Businesses want to be able to higher high performers or those who the firm knows have other options and can demand a higher wage, which means they must pay them more than they would like to pay the average worker, so the ideal situation is to have multiple ranges, for example one for the average worker and one for the workers they really want to hire. So under this law they'd publish a big range, like this position pays between $X and $2X, but if the firm publishes that range, it makes the average worker think they can get 1.5X -- after all that's the average -- and then they become resentful when they are offered only X. In fact most workers would be upset that they are getting X.

Of course you could try to make a different job title -- e.g. Y and good-Y, and then say that Y pays X and good-Y pays 2X. But then you have to explain which job you are applying for and why you are not being promoted to good Y. It's a mess. Particularly in our current zeitgeist when there is an enormous amount of envy and obsession with equality, disclosing real salary ranges is guaranteed to generate lots of resentment and is the last thing the firm wants to do. And God forbid if the high performers are not perfectly distributed along whatever identity category is viewed as most critical, as then you could be open to lawsuits, etc. So think of this as the flipside of the UC System refusing to take SAT into consideration. UC doesn't want any objective measures as inputs for the same reason that firms don't want to disclose objective outputs. It's really the flipside of the same coin -- not wanting to offend those who insist there are no differences between groups by either refusing to collect the data or refusing to disclose the data, which if taken into consideration or disclosed would reveal that there are in fact differences between groups.

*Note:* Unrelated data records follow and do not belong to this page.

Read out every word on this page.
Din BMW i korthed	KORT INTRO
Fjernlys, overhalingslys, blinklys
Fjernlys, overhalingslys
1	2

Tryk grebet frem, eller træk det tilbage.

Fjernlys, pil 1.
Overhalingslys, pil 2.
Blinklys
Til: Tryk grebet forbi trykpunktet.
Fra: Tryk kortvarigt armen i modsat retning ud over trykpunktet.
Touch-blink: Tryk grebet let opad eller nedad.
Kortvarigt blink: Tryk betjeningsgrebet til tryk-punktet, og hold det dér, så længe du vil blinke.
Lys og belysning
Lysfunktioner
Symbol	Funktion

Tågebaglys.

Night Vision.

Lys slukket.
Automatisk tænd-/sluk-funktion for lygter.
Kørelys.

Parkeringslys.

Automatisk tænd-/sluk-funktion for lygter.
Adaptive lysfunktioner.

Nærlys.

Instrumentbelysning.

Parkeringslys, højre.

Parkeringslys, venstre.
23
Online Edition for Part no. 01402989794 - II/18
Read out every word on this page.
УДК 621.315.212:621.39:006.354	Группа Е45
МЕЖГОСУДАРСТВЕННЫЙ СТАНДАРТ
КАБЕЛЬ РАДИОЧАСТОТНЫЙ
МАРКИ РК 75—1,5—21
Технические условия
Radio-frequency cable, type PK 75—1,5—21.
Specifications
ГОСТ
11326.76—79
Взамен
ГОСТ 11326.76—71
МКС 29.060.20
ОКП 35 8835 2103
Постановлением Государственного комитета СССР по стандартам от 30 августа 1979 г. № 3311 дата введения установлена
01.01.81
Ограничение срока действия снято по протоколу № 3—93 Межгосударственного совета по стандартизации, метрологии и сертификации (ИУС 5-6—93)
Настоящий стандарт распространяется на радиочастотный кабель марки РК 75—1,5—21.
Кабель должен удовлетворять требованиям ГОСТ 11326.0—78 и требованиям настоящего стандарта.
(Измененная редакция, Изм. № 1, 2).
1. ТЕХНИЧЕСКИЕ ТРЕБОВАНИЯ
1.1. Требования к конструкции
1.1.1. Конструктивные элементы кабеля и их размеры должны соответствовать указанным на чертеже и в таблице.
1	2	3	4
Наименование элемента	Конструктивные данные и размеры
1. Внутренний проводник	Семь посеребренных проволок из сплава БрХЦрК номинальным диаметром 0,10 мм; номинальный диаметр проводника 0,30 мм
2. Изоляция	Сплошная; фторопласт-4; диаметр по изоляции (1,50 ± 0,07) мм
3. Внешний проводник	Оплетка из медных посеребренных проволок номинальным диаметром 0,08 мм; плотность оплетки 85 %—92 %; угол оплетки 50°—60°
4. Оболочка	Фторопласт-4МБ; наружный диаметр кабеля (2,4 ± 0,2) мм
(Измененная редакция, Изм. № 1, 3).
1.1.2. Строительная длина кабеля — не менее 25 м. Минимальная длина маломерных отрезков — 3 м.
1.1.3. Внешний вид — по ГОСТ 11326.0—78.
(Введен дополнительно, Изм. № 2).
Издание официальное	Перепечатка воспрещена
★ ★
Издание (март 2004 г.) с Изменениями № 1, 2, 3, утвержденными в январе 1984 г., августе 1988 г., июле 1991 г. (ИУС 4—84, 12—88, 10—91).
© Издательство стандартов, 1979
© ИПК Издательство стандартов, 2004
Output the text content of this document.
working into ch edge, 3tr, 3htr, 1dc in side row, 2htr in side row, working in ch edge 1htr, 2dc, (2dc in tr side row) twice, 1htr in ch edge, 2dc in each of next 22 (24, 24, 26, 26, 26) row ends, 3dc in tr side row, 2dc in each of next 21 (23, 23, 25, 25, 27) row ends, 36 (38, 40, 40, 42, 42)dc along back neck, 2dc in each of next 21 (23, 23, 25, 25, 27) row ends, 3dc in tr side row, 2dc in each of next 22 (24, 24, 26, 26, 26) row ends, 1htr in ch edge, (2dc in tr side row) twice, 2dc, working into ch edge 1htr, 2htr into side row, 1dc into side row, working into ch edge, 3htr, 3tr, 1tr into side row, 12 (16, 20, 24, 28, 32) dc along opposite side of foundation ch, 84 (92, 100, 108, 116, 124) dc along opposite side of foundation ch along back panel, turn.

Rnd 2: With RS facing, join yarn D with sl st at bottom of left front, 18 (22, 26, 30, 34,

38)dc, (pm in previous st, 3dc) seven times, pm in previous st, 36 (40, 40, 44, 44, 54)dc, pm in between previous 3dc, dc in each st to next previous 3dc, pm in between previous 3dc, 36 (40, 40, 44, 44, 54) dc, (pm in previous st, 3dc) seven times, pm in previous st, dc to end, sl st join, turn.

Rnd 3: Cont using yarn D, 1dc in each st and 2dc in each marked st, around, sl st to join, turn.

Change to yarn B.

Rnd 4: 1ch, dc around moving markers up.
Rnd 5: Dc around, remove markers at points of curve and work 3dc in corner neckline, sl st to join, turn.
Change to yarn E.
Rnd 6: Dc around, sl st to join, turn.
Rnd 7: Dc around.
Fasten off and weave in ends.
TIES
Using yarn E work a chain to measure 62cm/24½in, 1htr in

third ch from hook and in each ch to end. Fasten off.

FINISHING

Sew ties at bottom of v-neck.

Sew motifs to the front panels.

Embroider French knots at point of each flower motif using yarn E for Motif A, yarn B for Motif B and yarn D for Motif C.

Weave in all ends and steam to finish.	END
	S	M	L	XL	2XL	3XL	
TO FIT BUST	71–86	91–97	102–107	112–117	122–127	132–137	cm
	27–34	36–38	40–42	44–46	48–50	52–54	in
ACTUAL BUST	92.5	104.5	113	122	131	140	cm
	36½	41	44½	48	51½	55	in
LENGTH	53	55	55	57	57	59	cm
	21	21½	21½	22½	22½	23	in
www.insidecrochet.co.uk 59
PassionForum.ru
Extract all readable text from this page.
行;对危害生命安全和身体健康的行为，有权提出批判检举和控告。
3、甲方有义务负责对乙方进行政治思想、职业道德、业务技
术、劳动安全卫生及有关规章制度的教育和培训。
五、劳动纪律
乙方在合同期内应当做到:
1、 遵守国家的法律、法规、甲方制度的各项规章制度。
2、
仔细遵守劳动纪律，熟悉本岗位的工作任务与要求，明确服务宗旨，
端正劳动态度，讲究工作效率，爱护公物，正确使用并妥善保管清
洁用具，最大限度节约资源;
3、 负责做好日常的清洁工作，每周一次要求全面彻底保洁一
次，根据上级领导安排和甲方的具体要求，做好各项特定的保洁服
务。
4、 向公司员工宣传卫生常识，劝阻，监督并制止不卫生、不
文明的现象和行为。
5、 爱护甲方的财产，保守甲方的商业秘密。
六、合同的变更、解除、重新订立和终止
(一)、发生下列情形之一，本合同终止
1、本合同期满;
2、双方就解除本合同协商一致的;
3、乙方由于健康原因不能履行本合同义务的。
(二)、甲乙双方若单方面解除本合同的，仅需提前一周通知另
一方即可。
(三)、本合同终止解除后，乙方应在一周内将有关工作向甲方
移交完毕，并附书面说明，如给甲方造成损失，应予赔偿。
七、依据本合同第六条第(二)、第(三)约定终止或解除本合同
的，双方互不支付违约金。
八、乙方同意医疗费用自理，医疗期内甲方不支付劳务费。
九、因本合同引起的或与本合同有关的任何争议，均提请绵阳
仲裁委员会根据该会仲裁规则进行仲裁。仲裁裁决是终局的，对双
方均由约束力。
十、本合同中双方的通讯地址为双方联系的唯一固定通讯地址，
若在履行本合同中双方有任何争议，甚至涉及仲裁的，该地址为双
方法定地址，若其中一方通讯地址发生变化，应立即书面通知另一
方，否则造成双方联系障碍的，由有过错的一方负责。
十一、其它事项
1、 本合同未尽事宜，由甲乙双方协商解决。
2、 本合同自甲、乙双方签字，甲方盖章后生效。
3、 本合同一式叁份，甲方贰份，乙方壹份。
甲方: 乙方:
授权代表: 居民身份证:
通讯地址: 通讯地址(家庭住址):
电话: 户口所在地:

Now in some cases the firm is in an industry where there is not much difference in employee productivity just due to the nature of the job. If you are serving coffee, then a slow coffee server is not much different than a fast coffee server. Same thing for a property manager. Hospital nurses are generally not paid based on performance, it's so regulated. So in those cases you don't care, you can disclose. But in other cases it's not. So some firms will avoid CO and others wont. I suspect in most industries you do not see really big differences, and so most employers will be fine as they are in the hospital nurse/property manager bucket. But some wont be. E.g. in tech, there are big differences in productivity. Also in sales occupations, there are huge differences in productivity. It really depends on the occupation/industry. Similarly for education, while it may threaten the worldview of UC admins to look at SAT scores, it would not threaten the worldview of a community college to look at GED scores, and so community colleges can still take GED scores into account while preserving the we-are-all-the-same view just as the property management offices, health care admin, and coffee shops firms can disclose salary-ranges and not be vulnerable to charges of discrimination.

Of course these are all hypotheticals. If you want data, then look at which industries are the ones more likely to give CO a pass and then take a look at their compensation structures or what type of labor they are hiring to see which firms believe they will be faced with larger costs than other firms.

Then there is the issue of special-casing your HR processes for Colorado, which some firms may not find as being worth the hassle.